In an alternative universe the press was telling you that you never had it so good thanks to the wise policies of its leaders ... and if you disagree you're racist.  That race relations where great except for those racist cops out killing innocent young black men who had their hands up begging the cops "don't shoot."  That America was great, had always been great so "Make America Great Again" is stupid slogan, or ... America was never great and doesn't deserve to be great because slavery; pick one.  The press was telling you to vote for Hillary because she has lady parts and that's critically important.  That Trump is Hitler and voting for him made you a Nazi.  The press was dutifully reporting Obama's claim that America had never been more respected in the world, Obama killed Osama and that ISIS was on the run.  In that universe the State of the Union was never better, jobs were being created at a record pace and unemployment had never been so low.  
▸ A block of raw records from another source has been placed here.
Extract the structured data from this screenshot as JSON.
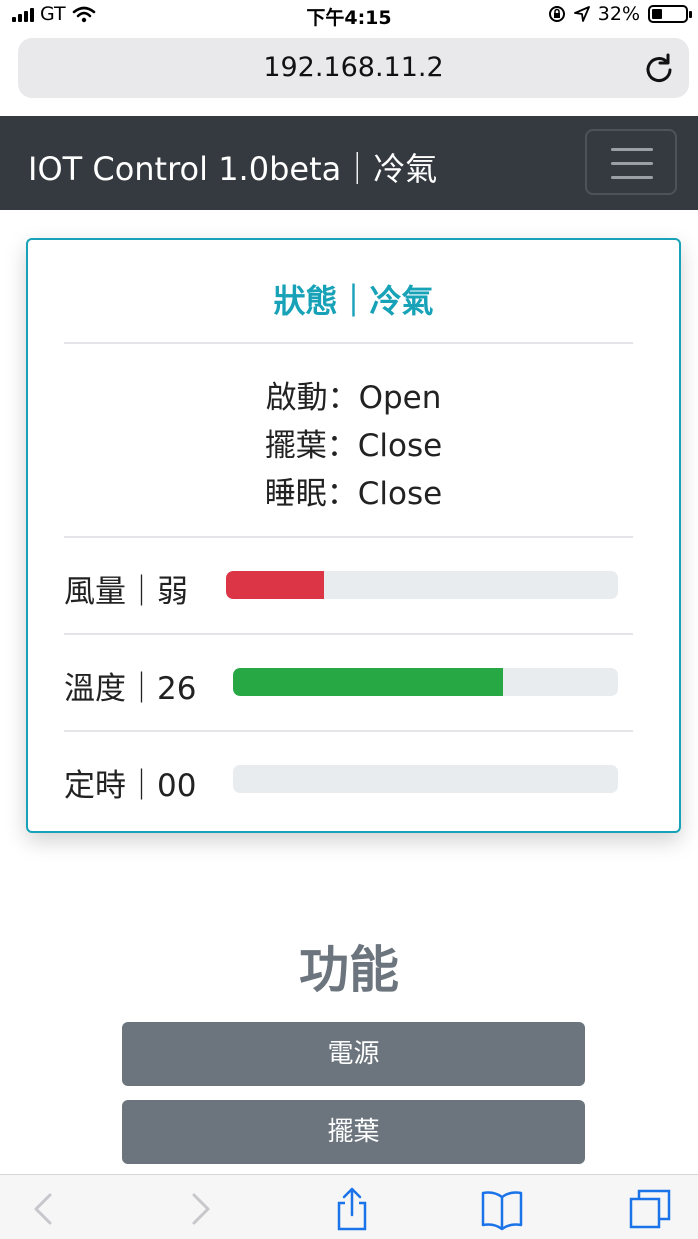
{
  "status_bar": {
    "carrier": "GT",
    "time": "下午4:15",
    "battery": "32%",
    "battery_level": 0.32
  },
  "browser": {
    "url": "192.168.11.2"
  },
  "navbar": {
    "brand": "IOT Control 1.0beta｜冷氣"
  },
  "status_card": {
    "title": "狀態｜冷氣",
    "states": [
      {
        "text": "啟動：Open"
      },
      {
        "text": "擺葉：Close"
      },
      {
        "text": "睡眠：Close"
      }
    ],
    "metrics": [
      {
        "label": "風量｜弱",
        "fill": 0.25,
        "color": "#dc3545"
      },
      {
        "label": "溫度｜26",
        "fill": 0.7,
        "color": "#28a745"
      },
      {
        "label": "定時｜00",
        "fill": 0.0,
        "color": "#007bff"
      }
    ]
  },
  "functions": {
    "title": "功能",
    "buttons": [
      {
        "label": "電源"
      },
      {
        "label": "擺葉"
      }
    ]
  },
  "colors": {
    "navbar": "#343a40",
    "accent": "#17a2b8",
    "button": "#6c757d",
    "icon": "#1a73e8"
  }
}
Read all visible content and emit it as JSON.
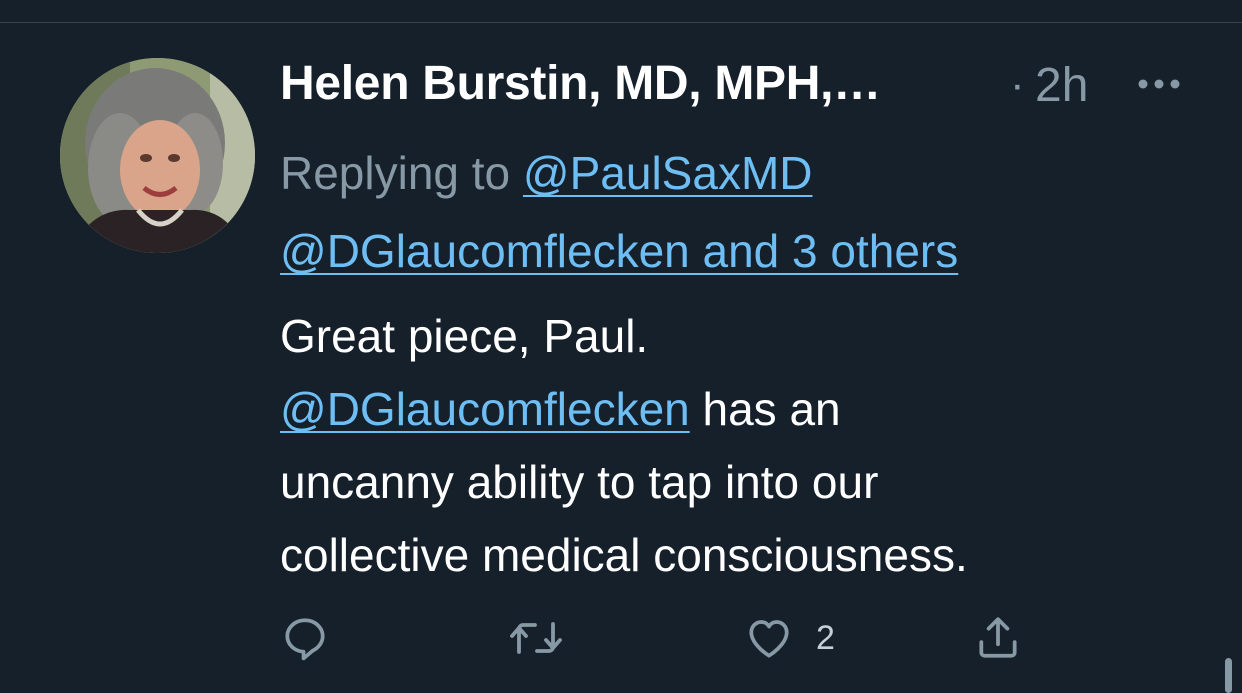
{
  "tweet": {
    "author": {
      "display_name": "Helen Burstin, MD, MPH,…",
      "avatar_icon": "profile-photo"
    },
    "separator": "·",
    "timestamp": "2h",
    "more_icon": "more-horizontal-icon",
    "reply_context": {
      "prefix": "Replying to ",
      "mention_1": "@PaulSaxMD",
      "mention_2": "@DGlaucomflecken and 3 others"
    },
    "text": {
      "line_1": "Great piece, Paul.",
      "mention": "@DGlaucomflecken",
      "line_2_rest": " has an",
      "line_3": "uncanny ability to tap into our",
      "line_4": "collective medical consciousness."
    },
    "actions": {
      "reply_icon": "reply-icon",
      "retweet_icon": "retweet-icon",
      "like_icon": "heart-icon",
      "like_count": "2",
      "share_icon": "share-icon"
    }
  },
  "colors": {
    "background": "#15202b",
    "link": "#6ebef4",
    "muted": "#8899a6",
    "text": "#ffffff"
  }
}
After the election the press was telling you that Trump won - not because you wanted change - but because the FBI, because of "fake news," and that Putin "hacked" the election. 

I confidently predict that the editors of the Virginian Pilot will look at the graphic above and congratulate themselves on their wisdom.  They will see no disconnect between the press and the public because to them, the public are poor, stupid, uneducated rubes who need to be led by their betters.  And they are your betters.